PP: Balsamic Roasted Artichokes
Chef: Andrea Seppinni
Servings: 8
Prep Time: 15 minutes
Cook Time: 40 minutes
Total Time: 55 minutes
Ingredients
For the Artichokes
- 1/2 lemon, cut into wedges
- 2 fresh large artichokes or 4 small/baby artichokes
For the Marinade
- 1/2 c Easy Homemade Vegetable Stock or low-sodium prepared vegetable stock, plus a few tablespoons more to mix with the cornstarch or arrowroot
- 1 T organic cornstarch or arrowroot
- 1/4 c good quality balsamic vinegar
- 1 t diced unsulfured sun-dried tomatoes
- 1/4 t minced fresh thyme
- 1/2 t minced fresh oregano
- High-heat tolerant oil for the grill (sunflower or grapeseed) just to VERY LIGHTLY oil it and wipe excess off w/ paper towel
Directions
For the artichokes
- Fill a stock pot approximately 1/3 full of water with a steamer basket over the water. Cover with a lid and bring to a simmer.

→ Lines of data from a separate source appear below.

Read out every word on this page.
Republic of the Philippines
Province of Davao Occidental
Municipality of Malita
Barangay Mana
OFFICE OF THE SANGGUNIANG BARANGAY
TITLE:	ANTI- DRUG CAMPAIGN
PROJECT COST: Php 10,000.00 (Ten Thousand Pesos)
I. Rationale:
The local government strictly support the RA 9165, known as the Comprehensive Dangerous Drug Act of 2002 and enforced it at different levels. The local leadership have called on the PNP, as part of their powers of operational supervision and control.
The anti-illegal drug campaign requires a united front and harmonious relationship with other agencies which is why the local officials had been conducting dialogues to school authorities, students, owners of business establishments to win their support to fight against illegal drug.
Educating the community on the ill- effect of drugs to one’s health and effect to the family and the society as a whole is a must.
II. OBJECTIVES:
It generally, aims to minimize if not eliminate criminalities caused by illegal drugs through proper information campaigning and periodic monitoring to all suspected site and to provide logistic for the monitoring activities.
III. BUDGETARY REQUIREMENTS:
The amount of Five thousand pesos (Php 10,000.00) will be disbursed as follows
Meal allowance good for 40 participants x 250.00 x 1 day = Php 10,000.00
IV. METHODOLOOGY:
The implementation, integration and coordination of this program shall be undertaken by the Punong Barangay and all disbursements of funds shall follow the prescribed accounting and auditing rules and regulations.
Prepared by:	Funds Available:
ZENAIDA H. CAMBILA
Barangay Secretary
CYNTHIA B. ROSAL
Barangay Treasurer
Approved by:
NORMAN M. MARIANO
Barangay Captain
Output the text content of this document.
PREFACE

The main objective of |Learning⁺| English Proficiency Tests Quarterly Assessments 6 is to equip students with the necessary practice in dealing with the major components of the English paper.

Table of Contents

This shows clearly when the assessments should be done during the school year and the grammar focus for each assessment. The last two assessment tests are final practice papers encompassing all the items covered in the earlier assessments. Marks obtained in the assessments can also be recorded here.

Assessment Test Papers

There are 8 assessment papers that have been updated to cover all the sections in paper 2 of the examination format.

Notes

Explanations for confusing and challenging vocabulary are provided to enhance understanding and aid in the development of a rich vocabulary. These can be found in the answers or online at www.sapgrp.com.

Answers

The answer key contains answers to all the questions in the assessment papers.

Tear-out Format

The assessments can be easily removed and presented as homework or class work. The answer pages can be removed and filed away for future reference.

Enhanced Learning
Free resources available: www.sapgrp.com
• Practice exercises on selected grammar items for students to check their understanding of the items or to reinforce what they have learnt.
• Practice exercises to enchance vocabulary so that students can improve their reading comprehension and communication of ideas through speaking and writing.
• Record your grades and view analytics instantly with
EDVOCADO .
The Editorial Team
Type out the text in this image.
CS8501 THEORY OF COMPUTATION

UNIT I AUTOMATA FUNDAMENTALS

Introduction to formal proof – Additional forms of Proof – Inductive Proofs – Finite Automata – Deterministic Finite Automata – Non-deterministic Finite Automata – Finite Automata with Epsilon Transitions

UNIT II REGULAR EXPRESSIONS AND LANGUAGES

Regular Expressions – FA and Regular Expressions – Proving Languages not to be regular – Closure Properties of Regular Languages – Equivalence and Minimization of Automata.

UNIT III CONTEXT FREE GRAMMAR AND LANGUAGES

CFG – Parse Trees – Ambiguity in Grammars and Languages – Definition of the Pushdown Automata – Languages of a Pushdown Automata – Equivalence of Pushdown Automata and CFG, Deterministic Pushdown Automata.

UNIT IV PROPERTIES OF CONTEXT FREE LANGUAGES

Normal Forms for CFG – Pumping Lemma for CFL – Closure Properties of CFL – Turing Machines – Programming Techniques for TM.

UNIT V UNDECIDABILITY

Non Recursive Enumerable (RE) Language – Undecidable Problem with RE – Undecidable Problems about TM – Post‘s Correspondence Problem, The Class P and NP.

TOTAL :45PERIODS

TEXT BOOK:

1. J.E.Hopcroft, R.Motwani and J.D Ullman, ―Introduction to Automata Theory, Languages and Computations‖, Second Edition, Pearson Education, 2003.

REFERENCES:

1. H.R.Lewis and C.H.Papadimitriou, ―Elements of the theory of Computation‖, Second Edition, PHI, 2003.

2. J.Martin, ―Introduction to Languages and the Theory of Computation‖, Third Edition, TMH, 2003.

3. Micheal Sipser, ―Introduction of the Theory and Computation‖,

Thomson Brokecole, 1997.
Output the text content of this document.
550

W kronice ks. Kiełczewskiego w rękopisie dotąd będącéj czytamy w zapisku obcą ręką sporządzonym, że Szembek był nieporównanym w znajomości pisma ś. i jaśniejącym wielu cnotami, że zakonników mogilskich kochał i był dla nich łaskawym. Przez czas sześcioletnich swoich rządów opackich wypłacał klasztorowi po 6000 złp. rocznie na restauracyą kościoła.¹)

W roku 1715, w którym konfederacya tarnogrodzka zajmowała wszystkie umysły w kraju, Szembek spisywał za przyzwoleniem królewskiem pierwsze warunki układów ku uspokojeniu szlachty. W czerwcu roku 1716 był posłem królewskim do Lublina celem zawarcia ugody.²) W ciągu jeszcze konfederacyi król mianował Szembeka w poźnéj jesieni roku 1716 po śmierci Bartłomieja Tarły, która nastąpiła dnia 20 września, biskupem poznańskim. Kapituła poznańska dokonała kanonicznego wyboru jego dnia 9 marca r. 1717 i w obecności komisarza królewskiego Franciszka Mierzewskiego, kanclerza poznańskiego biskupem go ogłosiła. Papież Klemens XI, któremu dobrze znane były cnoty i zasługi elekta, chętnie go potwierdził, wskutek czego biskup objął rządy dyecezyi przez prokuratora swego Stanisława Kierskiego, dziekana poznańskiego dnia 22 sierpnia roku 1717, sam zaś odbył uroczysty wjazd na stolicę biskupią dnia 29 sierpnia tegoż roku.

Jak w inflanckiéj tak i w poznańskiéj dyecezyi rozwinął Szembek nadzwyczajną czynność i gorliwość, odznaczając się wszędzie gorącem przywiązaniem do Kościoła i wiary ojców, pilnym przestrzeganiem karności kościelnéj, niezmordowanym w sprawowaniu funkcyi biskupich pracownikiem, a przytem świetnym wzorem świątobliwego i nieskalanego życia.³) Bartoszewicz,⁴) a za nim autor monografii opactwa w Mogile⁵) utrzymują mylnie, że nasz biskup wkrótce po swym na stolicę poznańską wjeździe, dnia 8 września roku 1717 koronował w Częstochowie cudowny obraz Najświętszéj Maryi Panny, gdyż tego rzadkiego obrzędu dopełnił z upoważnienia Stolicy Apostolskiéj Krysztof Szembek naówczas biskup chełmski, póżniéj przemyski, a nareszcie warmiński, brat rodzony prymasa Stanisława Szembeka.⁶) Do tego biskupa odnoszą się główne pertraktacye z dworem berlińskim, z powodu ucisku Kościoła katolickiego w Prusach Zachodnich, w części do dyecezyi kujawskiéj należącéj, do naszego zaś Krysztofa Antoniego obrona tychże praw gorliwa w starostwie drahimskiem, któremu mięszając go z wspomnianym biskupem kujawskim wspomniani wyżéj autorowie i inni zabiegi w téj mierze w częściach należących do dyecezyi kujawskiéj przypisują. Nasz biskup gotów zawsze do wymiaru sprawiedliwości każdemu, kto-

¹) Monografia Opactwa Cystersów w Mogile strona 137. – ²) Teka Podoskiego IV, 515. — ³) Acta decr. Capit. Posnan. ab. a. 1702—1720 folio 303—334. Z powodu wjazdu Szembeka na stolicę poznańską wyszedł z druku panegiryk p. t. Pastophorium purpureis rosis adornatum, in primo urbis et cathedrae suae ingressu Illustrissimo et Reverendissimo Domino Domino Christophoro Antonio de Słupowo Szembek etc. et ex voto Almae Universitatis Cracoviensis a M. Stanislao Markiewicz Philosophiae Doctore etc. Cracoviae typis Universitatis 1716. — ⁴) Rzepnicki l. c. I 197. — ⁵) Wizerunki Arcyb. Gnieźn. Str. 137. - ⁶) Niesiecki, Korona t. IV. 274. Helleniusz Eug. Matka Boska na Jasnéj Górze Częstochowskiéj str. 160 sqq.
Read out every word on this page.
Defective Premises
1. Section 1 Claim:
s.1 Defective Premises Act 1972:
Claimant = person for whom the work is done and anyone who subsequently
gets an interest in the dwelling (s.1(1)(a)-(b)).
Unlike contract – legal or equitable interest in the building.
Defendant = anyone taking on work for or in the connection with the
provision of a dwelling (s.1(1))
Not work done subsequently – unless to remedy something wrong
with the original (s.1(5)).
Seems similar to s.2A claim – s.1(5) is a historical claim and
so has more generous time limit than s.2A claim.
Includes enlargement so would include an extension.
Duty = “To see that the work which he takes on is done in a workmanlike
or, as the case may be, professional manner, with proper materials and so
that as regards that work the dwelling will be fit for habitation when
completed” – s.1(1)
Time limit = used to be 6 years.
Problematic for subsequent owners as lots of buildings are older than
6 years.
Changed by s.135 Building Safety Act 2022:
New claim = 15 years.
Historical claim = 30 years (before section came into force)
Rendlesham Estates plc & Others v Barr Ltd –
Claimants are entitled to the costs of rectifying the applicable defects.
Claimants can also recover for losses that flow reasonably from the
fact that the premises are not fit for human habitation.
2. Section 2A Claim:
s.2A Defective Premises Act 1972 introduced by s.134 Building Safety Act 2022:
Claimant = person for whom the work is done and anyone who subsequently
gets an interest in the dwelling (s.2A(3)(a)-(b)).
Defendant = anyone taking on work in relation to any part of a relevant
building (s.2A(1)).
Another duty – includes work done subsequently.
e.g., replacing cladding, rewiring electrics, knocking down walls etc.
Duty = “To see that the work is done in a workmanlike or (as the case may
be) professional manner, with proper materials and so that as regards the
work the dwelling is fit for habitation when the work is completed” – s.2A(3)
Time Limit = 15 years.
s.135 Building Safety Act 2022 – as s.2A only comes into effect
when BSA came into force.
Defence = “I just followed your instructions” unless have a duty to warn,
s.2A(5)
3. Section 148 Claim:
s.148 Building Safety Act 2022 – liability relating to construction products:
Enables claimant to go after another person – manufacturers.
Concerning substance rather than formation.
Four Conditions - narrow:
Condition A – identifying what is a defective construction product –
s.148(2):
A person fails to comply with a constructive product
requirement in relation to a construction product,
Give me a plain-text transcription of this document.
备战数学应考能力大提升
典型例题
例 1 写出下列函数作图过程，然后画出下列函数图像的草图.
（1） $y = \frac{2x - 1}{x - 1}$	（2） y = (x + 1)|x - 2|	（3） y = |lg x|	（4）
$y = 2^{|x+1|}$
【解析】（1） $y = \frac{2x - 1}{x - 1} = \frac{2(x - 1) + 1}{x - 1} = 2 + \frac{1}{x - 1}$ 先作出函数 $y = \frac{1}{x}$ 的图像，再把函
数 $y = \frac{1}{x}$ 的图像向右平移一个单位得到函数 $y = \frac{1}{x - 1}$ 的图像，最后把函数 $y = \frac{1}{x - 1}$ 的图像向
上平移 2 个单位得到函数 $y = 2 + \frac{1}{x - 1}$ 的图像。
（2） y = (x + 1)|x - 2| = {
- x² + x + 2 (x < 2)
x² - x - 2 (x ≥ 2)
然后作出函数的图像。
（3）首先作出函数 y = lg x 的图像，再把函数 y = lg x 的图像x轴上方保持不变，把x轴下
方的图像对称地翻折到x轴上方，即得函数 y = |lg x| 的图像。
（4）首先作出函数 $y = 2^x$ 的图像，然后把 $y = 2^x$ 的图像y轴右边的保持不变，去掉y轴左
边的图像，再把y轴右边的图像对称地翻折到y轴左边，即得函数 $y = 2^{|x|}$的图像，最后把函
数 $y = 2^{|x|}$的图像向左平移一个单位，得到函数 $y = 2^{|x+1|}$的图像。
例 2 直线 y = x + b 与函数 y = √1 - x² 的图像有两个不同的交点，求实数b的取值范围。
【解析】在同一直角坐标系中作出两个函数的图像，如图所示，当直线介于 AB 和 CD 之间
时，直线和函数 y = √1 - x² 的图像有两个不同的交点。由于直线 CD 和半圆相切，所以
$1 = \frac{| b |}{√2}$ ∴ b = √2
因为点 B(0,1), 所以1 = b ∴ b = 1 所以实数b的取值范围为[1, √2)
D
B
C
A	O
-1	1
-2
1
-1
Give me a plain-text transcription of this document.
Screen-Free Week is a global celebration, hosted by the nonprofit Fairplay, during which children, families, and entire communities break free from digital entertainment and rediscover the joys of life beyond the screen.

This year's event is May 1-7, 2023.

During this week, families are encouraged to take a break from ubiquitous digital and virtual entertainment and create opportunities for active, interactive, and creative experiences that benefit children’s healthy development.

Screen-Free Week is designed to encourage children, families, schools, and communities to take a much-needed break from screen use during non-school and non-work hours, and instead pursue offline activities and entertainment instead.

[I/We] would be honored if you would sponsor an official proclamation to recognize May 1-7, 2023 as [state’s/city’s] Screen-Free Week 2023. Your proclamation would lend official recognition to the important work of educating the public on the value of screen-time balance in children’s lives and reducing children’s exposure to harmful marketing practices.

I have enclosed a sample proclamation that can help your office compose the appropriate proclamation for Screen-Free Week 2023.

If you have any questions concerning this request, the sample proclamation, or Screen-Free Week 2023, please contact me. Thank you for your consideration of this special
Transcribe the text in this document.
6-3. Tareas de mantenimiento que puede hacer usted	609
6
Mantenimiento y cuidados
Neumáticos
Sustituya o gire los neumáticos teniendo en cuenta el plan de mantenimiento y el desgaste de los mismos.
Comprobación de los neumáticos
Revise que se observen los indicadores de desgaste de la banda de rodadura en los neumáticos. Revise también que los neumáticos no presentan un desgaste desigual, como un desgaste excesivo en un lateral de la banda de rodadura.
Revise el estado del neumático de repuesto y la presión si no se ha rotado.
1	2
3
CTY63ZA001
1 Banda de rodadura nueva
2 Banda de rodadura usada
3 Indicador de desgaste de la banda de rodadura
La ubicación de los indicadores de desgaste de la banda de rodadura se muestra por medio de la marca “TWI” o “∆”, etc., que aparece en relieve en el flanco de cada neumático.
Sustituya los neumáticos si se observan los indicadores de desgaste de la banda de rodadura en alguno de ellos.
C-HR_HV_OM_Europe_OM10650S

- Peel the outer layer of the artichoke stems away with a paring knife or vegetable peeler if the stems are intact; on large artichokes, trim about 1/2-inch off the top of each one.
- Cut each artichoke into quarters if using large artichokes or in half if using small ones, and immediately squirt lemon juice over cut edges.
- Place the prepared artichokes in a single layer in the steamer basket (if not possible to place in a single layer, rotate the artichokes with tongs in the steamer basket half way through steaming), and cover with the lid.
- Steam for 15-25 minutes, depending on the size of the artichokes.
- In the meantime, make the balsamic marinade.
For the Marinade
- Bring the vegetable stock to a simmer in a small sauce pan; whisk the cornstarch/arrowroot with a few tablespoons of extra vegetable broth, and then whisk the mixture into the simmering broth until smooth.
- Cook the broth-cornstarch/arrowroot mixture until it begins to thicken and becomes clear. This will happen quickly. Once the mixture is thick enough to coat the back of a spoon, remove from heat and whisk in the balsamic vinegar, herbs, sun dried tomatoes and pepper.
- Taste and adjust seasoning.
- When the artichokes are steamed (the leaves should be tender enough to eat the ends, but the quarters should not be falling apart), place the hot artichokes in a glass bowl or dish and coat with 2/3 of the marinade; cover the dressed artichokes and marinate for a minimum of a 1/2 hour. The artichokes can be prepared up to this point, even the day before, refrigerated, and thrown on the grill when you are ready to eat them.
- Lightly oil your outdoor grill, indoor grill, or panini press; wipe off excess w/ paper towel, heat to medium-high and place the marinated artichokes on the grill/grates. Grill the artichokes on each side, allowing the marinade to caramelize a little and grill marks to show, 5-8 minutes on each side; 5-8 minutes total for a panini press.
- Remove the grilled artichokes to a serving platter, and drizzle with the remaining marinade.
- Garnish with extra minced herbs, if you like. Serve hot or at room temperature.
Tip
- The marinade can easily be doubled for more artichokes or for a dip or salad dressing. Refrigerate unused marinade/dressing in a covered container.
- Cooking time is approximate and does not include time to marinate.